Il prit le temps de se calmer avant de lui suggérer une douche. Pas pour sous entendre quoique ce soit, juste parce que c'était vrai. Elle était en nage, comme lui. A se demander si Emrys était un bon coup ! Cette pensée le fit sourire. Il alla jeter un œil à la chambre de sa fille, elle dormait à poings fermés, il referma doucement la porte. Il eut un moment d'hésitation devant celle de son fils mais n'en fit rien. Il rejoignit Olivia dans la salle de bain. Elle fut surprise et eut par réflexe de se cacher mais avec air amusé et coquin, il repoussa les bras qu'elle mettait devant sa poitrine.

« T'as pas d'raison d'te cacher. »

Il lui fit un clin d’œil et se déshabilla rapidement. Il tendit le bras pour faire couler l'eau et l'attira sous le jet avec lui pour qu'ils profitent des trois minutes d'eau chaud. Il s'amusa à la laver, tout en caresses. Un peu de douceur dans ce monde de brutes ! Pas de cochonneries sous la douche, l'eau froide mettant fin aux amusements. Cette Byron, une fois sec, ne remis que son bas de jogging. Il lui passa un de ses Tshirts qui était trop grand pour elle. Ce qui lui donnait un côté sexy. Ils retournèrent au lit, cette fois pour s'endormir.

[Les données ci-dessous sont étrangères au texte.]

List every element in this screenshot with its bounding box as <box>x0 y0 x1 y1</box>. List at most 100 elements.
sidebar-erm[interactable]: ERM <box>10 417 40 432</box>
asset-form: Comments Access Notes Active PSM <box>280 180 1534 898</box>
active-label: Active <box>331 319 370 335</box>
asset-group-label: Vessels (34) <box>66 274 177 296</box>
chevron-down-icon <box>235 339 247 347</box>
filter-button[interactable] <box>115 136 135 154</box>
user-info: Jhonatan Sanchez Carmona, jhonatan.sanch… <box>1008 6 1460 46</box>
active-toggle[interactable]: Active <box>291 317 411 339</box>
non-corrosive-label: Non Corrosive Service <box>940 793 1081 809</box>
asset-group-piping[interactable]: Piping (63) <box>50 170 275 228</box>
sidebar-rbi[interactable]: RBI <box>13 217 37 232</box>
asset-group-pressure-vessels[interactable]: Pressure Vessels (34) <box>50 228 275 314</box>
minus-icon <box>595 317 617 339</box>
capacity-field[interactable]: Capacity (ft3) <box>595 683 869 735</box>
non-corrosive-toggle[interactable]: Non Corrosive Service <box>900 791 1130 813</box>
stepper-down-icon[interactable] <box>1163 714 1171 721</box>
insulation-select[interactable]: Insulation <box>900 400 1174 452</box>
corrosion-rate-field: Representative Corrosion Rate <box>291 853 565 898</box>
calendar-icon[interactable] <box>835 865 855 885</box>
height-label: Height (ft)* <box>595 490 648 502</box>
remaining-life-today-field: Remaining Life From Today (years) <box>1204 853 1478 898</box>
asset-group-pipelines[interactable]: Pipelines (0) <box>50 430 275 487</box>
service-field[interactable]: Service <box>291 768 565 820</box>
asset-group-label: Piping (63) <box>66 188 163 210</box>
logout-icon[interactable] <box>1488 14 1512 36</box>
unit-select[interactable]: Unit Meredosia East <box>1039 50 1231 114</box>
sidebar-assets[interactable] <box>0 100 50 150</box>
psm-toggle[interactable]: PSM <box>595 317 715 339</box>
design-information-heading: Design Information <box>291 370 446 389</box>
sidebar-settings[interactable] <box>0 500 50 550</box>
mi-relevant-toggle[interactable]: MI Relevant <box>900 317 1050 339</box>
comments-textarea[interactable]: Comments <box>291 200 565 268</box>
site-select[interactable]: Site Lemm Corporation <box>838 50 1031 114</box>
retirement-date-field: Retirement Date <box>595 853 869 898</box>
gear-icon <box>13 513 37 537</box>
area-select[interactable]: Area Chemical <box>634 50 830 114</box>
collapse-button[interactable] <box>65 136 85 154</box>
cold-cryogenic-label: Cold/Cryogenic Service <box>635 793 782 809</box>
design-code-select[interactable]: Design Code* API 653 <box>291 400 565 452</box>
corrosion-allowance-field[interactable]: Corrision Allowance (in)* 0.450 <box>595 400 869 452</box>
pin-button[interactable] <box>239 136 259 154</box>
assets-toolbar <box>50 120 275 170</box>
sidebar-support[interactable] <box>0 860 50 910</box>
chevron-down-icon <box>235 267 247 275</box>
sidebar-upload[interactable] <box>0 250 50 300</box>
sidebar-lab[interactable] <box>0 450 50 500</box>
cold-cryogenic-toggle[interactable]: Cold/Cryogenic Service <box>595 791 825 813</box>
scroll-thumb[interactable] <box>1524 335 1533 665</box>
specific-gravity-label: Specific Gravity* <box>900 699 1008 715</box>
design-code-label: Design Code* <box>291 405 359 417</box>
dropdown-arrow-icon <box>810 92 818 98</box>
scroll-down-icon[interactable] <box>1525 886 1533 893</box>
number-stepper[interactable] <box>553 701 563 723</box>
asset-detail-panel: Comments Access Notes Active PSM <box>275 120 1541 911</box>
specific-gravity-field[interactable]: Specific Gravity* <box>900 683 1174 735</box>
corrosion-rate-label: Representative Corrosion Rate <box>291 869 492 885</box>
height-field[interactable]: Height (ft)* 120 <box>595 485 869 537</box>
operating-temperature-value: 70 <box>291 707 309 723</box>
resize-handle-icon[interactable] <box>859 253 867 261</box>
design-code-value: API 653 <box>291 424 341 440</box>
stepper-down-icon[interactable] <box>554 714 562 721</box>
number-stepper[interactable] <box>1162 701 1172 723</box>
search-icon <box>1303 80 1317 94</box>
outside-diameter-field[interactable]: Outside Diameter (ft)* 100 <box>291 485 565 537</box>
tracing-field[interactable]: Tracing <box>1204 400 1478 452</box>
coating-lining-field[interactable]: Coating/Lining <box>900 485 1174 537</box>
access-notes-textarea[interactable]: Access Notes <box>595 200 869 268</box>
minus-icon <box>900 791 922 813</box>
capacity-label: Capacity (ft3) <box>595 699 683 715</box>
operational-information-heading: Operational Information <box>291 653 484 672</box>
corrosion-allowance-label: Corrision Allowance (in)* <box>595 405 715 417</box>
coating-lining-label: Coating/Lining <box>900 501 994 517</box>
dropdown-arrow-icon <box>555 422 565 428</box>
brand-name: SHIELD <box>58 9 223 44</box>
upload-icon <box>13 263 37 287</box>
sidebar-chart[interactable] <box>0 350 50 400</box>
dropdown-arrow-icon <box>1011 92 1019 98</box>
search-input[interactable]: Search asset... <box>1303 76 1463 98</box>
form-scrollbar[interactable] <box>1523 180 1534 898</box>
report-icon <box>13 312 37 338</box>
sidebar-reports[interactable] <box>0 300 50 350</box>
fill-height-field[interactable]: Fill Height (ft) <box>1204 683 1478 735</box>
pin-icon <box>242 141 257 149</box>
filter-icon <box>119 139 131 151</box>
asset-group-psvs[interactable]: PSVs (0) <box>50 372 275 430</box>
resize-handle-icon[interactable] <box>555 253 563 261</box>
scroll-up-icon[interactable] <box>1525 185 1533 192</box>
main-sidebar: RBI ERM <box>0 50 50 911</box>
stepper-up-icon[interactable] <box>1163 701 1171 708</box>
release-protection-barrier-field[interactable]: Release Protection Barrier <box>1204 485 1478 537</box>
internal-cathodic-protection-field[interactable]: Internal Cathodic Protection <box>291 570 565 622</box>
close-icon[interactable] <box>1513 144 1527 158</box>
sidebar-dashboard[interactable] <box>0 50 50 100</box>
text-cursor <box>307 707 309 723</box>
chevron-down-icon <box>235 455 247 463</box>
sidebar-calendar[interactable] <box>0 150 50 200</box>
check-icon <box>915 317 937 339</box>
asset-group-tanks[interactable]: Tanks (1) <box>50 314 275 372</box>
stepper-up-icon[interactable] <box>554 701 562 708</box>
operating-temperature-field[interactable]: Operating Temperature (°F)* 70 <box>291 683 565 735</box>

Les jours suivants, par le biais de Maggie surtout, ils apprirent à se connaître un peu. Mais pas sous la couette. Gênée, Olivia lui expliqua qu'elle avait besoin de serviettes hygiéniques. La poisse ! Parce que redneck ou pas, c'était pas son truc de baiser pendant la période rouge. Il lui en acheta ainsi qu'un jean et un Tshirt. Disons que le shopping ce n'était pas son truc.
Trois jours plus tard, il partit en mission avec, entre autres, Fayne. Avant de partir il ne lui dit rien de particulier mais son regard en disait long. Maggie le regarda partir en serrant fort la main d'Olivia, Tim fit le fort mais elle se rendit vite compte qu'il était aux aguets pour le retour de son père.